A general view of the Action Hub during the COP26 UN Climate Change Conference in Glasgow on November 11, 2021, when China and the US formed a pact to accelerate climate action this decade. Photo: Agence France-Presse

“The US and China can stop talking, but they cannot stop extreme climate events on their own,” Lee said. “Ultimately, it is in both their self-interest to accelerate ambitious domestic climate action, as the world’s two largest emitters avoid further losses due to climate impacts.”
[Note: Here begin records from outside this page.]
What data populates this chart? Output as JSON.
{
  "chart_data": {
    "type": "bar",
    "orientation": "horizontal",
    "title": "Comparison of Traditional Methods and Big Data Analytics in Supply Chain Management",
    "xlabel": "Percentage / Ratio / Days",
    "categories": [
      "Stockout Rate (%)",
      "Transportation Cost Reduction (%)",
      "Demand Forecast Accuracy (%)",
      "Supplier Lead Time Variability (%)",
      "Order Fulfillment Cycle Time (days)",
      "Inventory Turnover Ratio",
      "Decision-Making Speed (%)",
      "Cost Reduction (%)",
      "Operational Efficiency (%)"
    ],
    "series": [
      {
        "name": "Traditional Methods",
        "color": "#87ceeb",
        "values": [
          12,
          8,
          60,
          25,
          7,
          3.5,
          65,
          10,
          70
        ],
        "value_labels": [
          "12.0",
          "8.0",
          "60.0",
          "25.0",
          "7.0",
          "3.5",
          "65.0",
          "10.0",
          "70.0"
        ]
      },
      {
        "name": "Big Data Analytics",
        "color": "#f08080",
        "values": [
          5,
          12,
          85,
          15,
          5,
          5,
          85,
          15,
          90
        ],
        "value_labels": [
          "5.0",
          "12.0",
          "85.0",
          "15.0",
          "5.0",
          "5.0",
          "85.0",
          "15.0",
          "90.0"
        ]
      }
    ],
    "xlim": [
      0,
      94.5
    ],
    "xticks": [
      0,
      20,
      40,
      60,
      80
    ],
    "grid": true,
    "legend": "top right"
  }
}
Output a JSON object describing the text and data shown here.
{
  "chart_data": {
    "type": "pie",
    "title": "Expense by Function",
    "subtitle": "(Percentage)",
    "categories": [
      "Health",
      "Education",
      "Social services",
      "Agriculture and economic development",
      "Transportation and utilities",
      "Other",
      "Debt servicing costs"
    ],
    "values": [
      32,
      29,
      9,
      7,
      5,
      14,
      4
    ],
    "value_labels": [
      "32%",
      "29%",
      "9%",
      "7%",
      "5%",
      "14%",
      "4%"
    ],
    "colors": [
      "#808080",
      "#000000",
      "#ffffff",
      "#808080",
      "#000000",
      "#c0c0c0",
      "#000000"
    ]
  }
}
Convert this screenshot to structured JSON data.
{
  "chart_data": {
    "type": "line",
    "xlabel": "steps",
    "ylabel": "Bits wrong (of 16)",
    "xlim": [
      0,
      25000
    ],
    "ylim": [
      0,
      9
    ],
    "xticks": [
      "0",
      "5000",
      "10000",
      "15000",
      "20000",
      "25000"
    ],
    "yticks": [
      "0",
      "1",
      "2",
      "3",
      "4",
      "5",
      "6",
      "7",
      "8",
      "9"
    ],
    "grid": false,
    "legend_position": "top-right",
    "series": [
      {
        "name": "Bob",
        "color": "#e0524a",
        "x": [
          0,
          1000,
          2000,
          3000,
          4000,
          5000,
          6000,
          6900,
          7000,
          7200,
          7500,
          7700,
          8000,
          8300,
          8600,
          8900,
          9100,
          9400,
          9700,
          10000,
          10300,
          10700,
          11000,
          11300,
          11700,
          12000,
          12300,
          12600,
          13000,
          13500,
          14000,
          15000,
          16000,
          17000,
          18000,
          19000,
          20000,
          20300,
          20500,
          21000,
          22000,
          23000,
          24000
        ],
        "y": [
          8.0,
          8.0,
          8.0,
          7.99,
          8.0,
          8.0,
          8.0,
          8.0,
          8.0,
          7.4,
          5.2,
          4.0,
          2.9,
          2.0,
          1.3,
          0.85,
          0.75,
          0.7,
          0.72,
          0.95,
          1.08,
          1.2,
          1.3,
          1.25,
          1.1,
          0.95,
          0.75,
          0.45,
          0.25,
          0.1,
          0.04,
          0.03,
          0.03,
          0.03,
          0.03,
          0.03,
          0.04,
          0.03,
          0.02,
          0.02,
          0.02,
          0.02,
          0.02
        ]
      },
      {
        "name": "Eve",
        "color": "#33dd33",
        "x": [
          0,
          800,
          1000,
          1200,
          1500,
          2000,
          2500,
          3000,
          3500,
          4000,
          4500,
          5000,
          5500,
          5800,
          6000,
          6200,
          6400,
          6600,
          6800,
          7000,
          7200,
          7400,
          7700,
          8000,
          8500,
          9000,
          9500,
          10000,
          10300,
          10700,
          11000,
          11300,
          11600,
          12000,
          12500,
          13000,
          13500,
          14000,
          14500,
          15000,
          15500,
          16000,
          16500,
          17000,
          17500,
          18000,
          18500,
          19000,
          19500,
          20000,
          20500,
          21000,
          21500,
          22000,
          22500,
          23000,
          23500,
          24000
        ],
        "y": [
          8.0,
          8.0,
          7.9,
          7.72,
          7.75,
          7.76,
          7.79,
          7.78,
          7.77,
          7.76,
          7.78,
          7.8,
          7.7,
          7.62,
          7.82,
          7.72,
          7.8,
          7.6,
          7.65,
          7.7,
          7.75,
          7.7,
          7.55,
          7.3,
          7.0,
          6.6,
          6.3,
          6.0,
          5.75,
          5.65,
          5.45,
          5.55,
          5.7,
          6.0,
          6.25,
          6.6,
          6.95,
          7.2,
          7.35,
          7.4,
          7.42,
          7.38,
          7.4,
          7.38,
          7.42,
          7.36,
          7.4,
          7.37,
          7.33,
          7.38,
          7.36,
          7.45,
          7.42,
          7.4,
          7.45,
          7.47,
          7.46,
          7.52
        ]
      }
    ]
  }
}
While bilateral agreements are a way to help China and the US accelerate efforts to cut emissions, competition could serve as an “alternative approach that is potentially more effective”, said Alexandra Hackbarth, a senior policy adviser focused on US-China climate diplomacy at E3G, a climate change think tank.

China already has a “very large national [emission reduction] programme, so I don’t think the country will slow down what it is already working on”, said Christine Loh Kung-wai, chief development strategist at the Institute for the Environment of the Hong Kong University of Science and Technology.

China ‘faces US$6.5 trillion green funding gap’ to reach emissions goal

“I hope climate talks can resume soon, but it seems to depend on the overall relations between the two countries,” Loh said. “Their cooperation is important because they can complement each other well and they both have enormous capabilities.”

Still, Georgetown’s Lewis expressed hope that the US-China disengagement in climate cooperation is temporary.

“We have seen a lot of instability in the US-China relationship, but climate change is one area that has weathered the storms,” Lewis said. “Climate change cooperation is in the interest of both the US and China, and benefits the two countries both technically and diplomatically.”